Torres is expected to seek to reconcile the interests of social and business groups, with the aim of creating an environment conducive to holding a conflict-free referendum.

The questions that Bolivia’s voters, approximately four million adults over 18 in this country of 8.2 million, will be asked are the following:

1 – Do you agree that Hydrocarbons Act 1689, promulgated by Gonzalo Sánchez de Lozada, should be repealed?

2 – Do you agree that all hydrocarbons should once again become the property of the state?

3 – Do you agree that the (state oil company) Yacimientos Petrolíferos Fiscales Bolivianos (YPFB) should be refounded, putting the shares owned by Bolivians in the capitalised oil firms back into state hands, to allow YPFB to participate in every step of the hydrocarbons production chain?

4 – Do you agree with President Carlos Mesa’s policy of using gas as a strategic resource to achieve a useful and sovereign outlet to the Pacific Ocean?

5 – Do you agree that Bolivia should export gas under a national policy that would guarantee the gas consumption needs of Bolivians; foment the industrialisation of gas in national territory; charge foreign oil firms taxes and/or royalties of up to 50 percent of the value of the production of gas and oil; and mainly allocate revenues from the exportation and industrialisation of gas for education, health, roads and jobs?

Bolivia’s trade unions reacted angrily when presidential delegate Francesco Zaratti recently stated that there was no possibility of revising the contracts between the government and foreign oil firms.

The main trade union confederation, the Central Obrera Boliviana (COB), announced that it would extend its current general strike, so far only adhered to by public education teachers and a few rural workers’ unions, indefinitely, with the aim of re-nationalising the country’s oil and gas resources.

But the Mesa administration argues that the re-nationalisation of the oil industry is not feasible because the state would have to pay eight billion dollars to compensate the corporate oil giants that have invested around 3.5 billion dollars in the country since 1997, when the oil and gas industry was ”capitalised” or partially privatised.

”The country is strongly divided, and the demands are diametrically opposed,” energy industry analyst Carlos Villegas told IPS.

But despite the conflicting demands and adverse environment for holding a popular vote, the referendum is not a ”gift” from the government, but a social conquest that was won at a high price, and it must take place, he argued.

A popular vote on the use of this impoverished nation’s abundant natural gas resources was one of the demands set forth by the trade unions and other social organisations that staged the September-October 2003 protests that toppled Sánchez de Lozada and left at least 70 protesters dead, according to human rights groups.

”The referendum represents a deepening of democracy, and political and social opinions must not divide the country,” social affairs analyst María Teresa Zegada commented to IPS.

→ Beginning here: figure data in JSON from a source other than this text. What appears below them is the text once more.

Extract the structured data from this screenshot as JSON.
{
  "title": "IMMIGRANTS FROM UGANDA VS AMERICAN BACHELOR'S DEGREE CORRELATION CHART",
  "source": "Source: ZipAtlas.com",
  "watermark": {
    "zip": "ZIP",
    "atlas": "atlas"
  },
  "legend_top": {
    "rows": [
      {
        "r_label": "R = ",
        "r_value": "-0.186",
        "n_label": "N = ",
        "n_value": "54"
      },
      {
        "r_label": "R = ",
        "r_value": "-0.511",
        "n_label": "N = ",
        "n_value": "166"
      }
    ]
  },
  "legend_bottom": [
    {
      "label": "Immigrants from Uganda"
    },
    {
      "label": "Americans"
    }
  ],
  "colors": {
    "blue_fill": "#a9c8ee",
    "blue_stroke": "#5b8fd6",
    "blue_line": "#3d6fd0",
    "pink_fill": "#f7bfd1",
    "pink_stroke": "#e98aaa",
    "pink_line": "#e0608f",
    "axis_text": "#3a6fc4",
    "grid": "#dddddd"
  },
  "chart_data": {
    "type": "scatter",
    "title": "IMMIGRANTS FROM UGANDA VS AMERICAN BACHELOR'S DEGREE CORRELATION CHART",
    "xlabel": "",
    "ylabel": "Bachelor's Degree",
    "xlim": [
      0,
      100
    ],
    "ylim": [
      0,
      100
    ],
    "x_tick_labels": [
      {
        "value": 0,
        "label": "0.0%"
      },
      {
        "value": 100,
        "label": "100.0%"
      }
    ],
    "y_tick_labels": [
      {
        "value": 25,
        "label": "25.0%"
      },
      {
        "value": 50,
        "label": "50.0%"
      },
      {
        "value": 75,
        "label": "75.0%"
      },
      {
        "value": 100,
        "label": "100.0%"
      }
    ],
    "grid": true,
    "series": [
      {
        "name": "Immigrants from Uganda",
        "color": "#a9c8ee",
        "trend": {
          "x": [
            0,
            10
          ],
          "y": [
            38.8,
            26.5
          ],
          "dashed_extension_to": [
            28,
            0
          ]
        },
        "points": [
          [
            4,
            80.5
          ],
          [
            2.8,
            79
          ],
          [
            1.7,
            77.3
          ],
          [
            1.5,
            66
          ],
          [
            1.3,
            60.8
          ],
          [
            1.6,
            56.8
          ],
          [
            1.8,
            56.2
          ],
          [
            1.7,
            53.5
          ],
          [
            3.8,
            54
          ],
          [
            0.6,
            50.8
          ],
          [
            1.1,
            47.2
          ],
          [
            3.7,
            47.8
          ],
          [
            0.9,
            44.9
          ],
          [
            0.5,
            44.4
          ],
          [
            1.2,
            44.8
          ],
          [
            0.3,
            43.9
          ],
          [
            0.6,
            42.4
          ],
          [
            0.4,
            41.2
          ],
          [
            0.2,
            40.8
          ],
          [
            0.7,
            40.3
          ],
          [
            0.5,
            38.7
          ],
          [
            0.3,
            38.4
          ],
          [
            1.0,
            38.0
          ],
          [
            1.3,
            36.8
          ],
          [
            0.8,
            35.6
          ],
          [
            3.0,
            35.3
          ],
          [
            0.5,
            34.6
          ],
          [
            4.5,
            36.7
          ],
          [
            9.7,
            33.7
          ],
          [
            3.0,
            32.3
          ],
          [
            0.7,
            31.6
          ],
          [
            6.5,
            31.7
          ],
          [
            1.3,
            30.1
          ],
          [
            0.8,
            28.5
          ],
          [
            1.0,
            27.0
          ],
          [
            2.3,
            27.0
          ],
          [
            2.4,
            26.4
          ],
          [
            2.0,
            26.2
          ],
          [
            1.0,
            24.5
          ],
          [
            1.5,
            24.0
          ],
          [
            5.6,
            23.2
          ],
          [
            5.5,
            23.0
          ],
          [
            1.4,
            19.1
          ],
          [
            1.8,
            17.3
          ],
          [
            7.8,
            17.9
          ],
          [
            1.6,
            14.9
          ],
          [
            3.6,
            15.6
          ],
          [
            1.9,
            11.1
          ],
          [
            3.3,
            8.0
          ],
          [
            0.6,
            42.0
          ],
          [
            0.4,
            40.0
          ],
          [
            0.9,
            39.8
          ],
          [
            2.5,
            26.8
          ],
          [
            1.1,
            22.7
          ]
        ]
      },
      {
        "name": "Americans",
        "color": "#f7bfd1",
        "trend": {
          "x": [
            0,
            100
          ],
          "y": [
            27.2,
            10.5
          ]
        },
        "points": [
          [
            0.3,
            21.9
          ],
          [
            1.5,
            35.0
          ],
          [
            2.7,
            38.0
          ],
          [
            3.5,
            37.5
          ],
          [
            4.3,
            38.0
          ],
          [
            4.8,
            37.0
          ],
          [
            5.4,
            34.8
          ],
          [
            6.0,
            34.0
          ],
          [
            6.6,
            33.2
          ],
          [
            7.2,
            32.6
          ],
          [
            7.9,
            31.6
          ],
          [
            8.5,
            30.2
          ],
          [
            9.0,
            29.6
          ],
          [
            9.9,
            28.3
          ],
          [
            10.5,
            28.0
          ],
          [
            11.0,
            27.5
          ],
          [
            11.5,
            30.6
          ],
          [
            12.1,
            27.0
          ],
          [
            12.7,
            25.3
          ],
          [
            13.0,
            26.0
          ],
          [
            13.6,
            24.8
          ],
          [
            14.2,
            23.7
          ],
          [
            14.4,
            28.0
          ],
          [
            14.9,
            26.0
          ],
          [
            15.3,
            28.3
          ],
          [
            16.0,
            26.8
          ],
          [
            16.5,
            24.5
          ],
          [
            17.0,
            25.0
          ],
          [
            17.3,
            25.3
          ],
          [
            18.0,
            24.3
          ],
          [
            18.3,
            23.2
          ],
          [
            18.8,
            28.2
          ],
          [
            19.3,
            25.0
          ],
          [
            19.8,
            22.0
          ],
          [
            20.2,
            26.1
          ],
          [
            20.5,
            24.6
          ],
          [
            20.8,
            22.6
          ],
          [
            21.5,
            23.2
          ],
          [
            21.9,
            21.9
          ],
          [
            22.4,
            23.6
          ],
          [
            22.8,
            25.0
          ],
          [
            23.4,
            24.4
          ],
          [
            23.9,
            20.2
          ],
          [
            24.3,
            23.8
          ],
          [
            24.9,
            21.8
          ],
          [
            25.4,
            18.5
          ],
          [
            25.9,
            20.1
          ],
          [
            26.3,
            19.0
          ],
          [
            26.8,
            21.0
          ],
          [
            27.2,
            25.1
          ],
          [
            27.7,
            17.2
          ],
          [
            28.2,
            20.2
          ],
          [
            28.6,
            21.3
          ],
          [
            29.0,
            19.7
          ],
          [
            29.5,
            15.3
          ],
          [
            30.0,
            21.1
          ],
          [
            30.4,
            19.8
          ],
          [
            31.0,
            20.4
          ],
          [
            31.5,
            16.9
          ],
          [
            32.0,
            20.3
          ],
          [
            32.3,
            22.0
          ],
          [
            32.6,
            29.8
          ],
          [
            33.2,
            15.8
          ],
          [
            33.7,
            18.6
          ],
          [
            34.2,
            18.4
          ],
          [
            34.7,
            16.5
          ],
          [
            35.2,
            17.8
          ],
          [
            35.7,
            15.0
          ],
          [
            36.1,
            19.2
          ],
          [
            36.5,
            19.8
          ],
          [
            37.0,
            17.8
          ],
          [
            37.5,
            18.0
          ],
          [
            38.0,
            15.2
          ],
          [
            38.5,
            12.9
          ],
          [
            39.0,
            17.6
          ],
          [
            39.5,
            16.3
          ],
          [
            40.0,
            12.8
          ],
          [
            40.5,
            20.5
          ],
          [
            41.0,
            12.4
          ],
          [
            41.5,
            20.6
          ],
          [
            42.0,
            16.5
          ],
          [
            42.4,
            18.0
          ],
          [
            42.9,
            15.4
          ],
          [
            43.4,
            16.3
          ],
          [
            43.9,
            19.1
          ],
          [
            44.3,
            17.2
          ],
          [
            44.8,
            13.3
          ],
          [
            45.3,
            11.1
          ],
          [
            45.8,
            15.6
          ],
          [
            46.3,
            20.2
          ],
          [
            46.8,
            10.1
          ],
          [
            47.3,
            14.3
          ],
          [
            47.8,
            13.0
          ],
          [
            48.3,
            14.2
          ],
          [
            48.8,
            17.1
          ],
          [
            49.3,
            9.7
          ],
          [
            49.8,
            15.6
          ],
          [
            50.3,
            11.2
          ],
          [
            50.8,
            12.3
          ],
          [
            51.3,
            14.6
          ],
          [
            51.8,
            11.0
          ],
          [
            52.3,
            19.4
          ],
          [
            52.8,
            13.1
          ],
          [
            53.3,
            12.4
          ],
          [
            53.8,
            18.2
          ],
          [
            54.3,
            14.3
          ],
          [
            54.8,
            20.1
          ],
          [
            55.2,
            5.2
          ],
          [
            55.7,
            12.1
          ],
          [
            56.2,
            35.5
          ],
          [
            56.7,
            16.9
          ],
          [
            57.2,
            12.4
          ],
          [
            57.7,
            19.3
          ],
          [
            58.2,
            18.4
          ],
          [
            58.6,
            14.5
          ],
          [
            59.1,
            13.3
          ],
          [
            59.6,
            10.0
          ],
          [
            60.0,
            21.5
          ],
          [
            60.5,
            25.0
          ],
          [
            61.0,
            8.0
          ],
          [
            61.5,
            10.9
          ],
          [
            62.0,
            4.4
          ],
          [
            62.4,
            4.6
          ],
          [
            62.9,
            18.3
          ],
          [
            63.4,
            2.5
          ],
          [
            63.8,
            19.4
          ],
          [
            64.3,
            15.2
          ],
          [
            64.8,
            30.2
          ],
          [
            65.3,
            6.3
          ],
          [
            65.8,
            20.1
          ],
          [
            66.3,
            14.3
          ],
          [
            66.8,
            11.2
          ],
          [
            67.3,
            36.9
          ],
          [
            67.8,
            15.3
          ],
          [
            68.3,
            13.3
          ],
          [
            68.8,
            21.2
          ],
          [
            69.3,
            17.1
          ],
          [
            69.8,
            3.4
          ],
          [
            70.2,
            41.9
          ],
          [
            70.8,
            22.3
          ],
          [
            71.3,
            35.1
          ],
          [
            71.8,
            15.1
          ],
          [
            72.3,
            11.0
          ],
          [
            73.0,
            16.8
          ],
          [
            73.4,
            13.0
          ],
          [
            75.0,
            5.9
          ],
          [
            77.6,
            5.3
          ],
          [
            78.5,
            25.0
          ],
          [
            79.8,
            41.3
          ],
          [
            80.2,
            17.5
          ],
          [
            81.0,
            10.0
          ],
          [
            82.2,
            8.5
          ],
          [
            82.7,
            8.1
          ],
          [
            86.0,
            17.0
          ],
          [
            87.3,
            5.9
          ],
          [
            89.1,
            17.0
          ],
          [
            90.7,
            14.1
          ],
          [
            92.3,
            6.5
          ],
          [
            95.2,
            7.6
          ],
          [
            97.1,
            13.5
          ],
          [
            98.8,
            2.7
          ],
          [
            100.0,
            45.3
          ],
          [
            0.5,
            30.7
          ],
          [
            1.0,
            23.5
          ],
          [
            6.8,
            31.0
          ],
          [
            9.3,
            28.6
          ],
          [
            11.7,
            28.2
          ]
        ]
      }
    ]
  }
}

The questions to be contained in the referendum ”reflect the October demands and are based on opinion polls,” she maintained.

But Villegas said there would be a problem when Congress begins to study the law for convening a referendum.

He said an obstacle to the referendum would be raised, because the Pro Santa Cruz Civic Committee, a powerful organisation that defends regional business interests in the eastern part of the country, plans to argue that the questions to be contained in the national referendum should previously be debated and approved by consensus in Congress.

Mario Kiesen Brieger, president of the Private Business Federation of Tarija, the southern department where the biggest volumes of natural gas are located, described the referendum as ”absurd”, and predicted continued social conflicts.

Villegas also said there would be increasing mobilisation by the trade union movement, led by COB, which is demanding that the foreign oil firms pull out of Bolivia and hand the privatised installations and oil and gas fields back to the state.

The analyst observed that if the government decides to respect the contracts under which concessions were granted, Bolivia will not recover full ownership of the oil and gas fields until 2036.